Para Gustavo Ayala, CEO da Bolt Energy, há um grande potencial de adesão entre padarias, cerâmicas, empresas de construção civil, condomínios e prédios comerciais. “A tendência é de expansão contínua e amadurecimento”, diz. No médio prazo, o mercado deve consolidar a migração dos consumidores do grupo A (alta tensão), com aumento da competição entre comercializadoras. “Também haverá demanda por serviços mais completos, incluindo análise de perfil, gestão de risco, automação de consumo, ESG, entre outros, e maior exigência por parte dos consumidores”, continua Ayala. Ele explica que os clientes passam a ter liberdade de escolha e não ficam mais restritos às tarifas voláteis das distribuidoras. Para isso, devem compreender os tipos de contrato disponíveis e suas condições.
Clarissa Sadock, CEO da Comerc Energia, vê o mercado com otimismo. “A abertura está alinhada com nossa estratégia de expansão”, diz. Ela prevê que o volume de migração em 2025 deve se acelerar ainda mais. “As cerca de 25 mil unidades novas migradas em 2024 correspondem a 25% do potencial total. No médio prazo, com a conclusão da regulamentação necessária, a expectativa é que todos os consumidores possam acessar o mercado livre”, afirma.
Outros players são mais cautelosos em relação à velocidade dessa expansão.
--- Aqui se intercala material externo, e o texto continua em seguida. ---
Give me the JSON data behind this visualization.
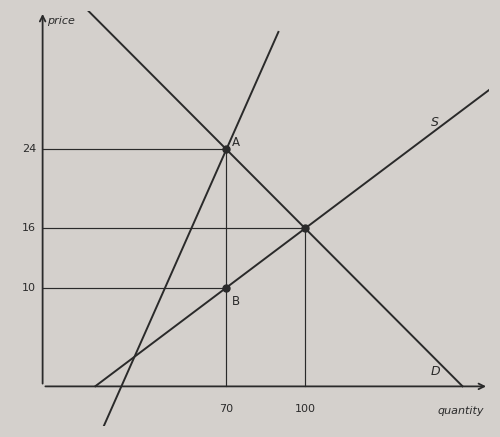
{
  "xlabel": "quantity",
  "ylabel": "price",
  "background_color": "#d4d0cc",
  "line_color": "#2a2a2a",
  "supply_label": "S",
  "demand_label": "D",
  "equilibrium": [
    100,
    16
  ],
  "point_A": [
    70,
    24
  ],
  "point_B": [
    70,
    10
  ],
  "price_ticks": [
    10,
    16,
    24
  ],
  "qty_ticks": [
    70,
    100
  ],
  "xlim": [
    0,
    170
  ],
  "ylim": [
    0,
    38
  ],
  "eq_price": 16,
  "eq_qty": 100,
  "tax_qty": 70,
  "price_A": 24,
  "price_B": 10,
  "s_slope": 0.2,
  "s_intercept": -4,
  "d_slope": -0.267,
  "d_intercept": 42.7,
  "steep_slope": 0.7,
  "steep_intercept": -25
}
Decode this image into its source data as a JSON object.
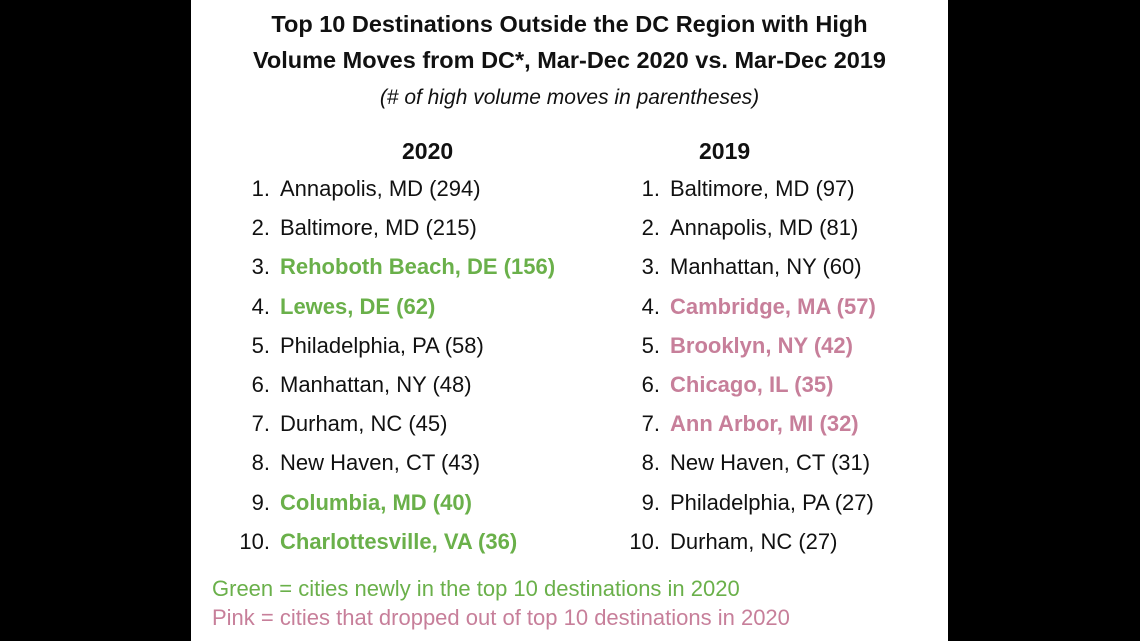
{
  "title_line1": "Top 10 Destinations Outside the DC Region with High",
  "title_line2": "Volume Moves from DC*, Mar-Dec 2020 vs. Mar-Dec 2019",
  "subtitle": "(# of high volume moves in parentheses)",
  "columns": [
    {
      "year": "2020",
      "items": [
        {
          "rank": "1.",
          "text": "Annapolis, MD (294)",
          "status": "normal"
        },
        {
          "rank": "2.",
          "text": "Baltimore, MD (215)",
          "status": "normal"
        },
        {
          "rank": "3.",
          "text": "Rehoboth Beach, DE (156)",
          "status": "new"
        },
        {
          "rank": "4.",
          "text": "Lewes, DE (62)",
          "status": "new"
        },
        {
          "rank": "5.",
          "text": "Philadelphia, PA (58)",
          "status": "normal"
        },
        {
          "rank": "6.",
          "text": "Manhattan, NY (48)",
          "status": "normal"
        },
        {
          "rank": "7.",
          "text": "Durham, NC (45)",
          "status": "normal"
        },
        {
          "rank": "8.",
          "text": "New Haven, CT (43)",
          "status": "normal"
        },
        {
          "rank": "9.",
          "text": "Columbia, MD (40)",
          "status": "new"
        },
        {
          "rank": "10.",
          "text": "Charlottesville, VA (36)",
          "status": "new"
        }
      ]
    },
    {
      "year": "2019",
      "items": [
        {
          "rank": "1.",
          "text": "Baltimore, MD (97)",
          "status": "normal"
        },
        {
          "rank": "2.",
          "text": "Annapolis, MD (81)",
          "status": "normal"
        },
        {
          "rank": "3.",
          "text": "Manhattan, NY (60)",
          "status": "normal"
        },
        {
          "rank": "4.",
          "text": "Cambridge, MA (57)",
          "status": "dropped"
        },
        {
          "rank": "5.",
          "text": "Brooklyn, NY (42)",
          "status": "dropped"
        },
        {
          "rank": "6.",
          "text": "Chicago, IL (35)",
          "status": "dropped"
        },
        {
          "rank": "7.",
          "text": "Ann Arbor, MI (32)",
          "status": "dropped"
        },
        {
          "rank": "8.",
          "text": "New Haven, CT (31)",
          "status": "normal"
        },
        {
          "rank": "9.",
          "text": "Philadelphia, PA (27)",
          "status": "normal"
        },
        {
          "rank": "10.",
          "text": "Durham, NC (27)",
          "status": "normal"
        }
      ]
    }
  ],
  "legend": {
    "green": "Green = cities newly in the top 10 destinations in 2020",
    "pink": "Pink = cities that dropped out of top 10 destinations in 2020"
  },
  "colors": {
    "green": "#6ab04a",
    "pink": "#c77f9a",
    "text": "#111111",
    "background": "#ffffff",
    "letterbox": "#000000"
  }
}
Carlos Schoeps, diretor da Replace Consultoria, estima que dos cerca de 200 mil clientes com potencial para entrar no mercado livre de energia, considerando todos os portes, quase a metade já fez a transição.
Schoeps explica que a migração dos pequenos e médios começou por clientes com maior gasto mensal, especialmente redes de lojas, com um alto consumo total na soma das unidades. Isso torna o mercado mais pulverizado e a captação de clientes mais desafiadora para as comercializadoras. “Além disso, o preço da energia subiu, o que reduz o ganho para quem quer migrar neste momento”, avalia.
Já Dario Albagli, diretor da comercializadora e geradora Genco Energia, observa que a conta média dos pequenos clientes que migraram para o mercado livre no ano passado era de 20 centavos por MW médio. “Agora, essa média é de 2 a 3 centavos”, compara.
Segundo Albagli, isso deve mudar a postura das comercializadoras. “Além de aumentar o custo de captação dos clientes, será preciso lidar com maior risco de crédito”, avalia. Do ponto de vista dos consumidores, ele concorda que os preços ficaram menos convidativos para entrar no mercado livre. “Por isso, muitos players estão oferecendo opções com desconto garantido em relação às tarifas da
distribuidora.”
De fato, pacotes de desconto garantido vêm sendo oferecidos por diversas comercializadoras. Segundo Lucas Harb, gerente comercial nacional da Echoenergia, braço de comercialização do grupo Equatorial, a empresa tem adotado contratos de longo prazo, associados ao modelo de economia garantida, como estratégia para atrair novos consumidores no segmento de pequenas e médias empresas. “Isso facilita a abordagem dos clientes, porque torna um mercado extremamente técnico mais fácil de entender.”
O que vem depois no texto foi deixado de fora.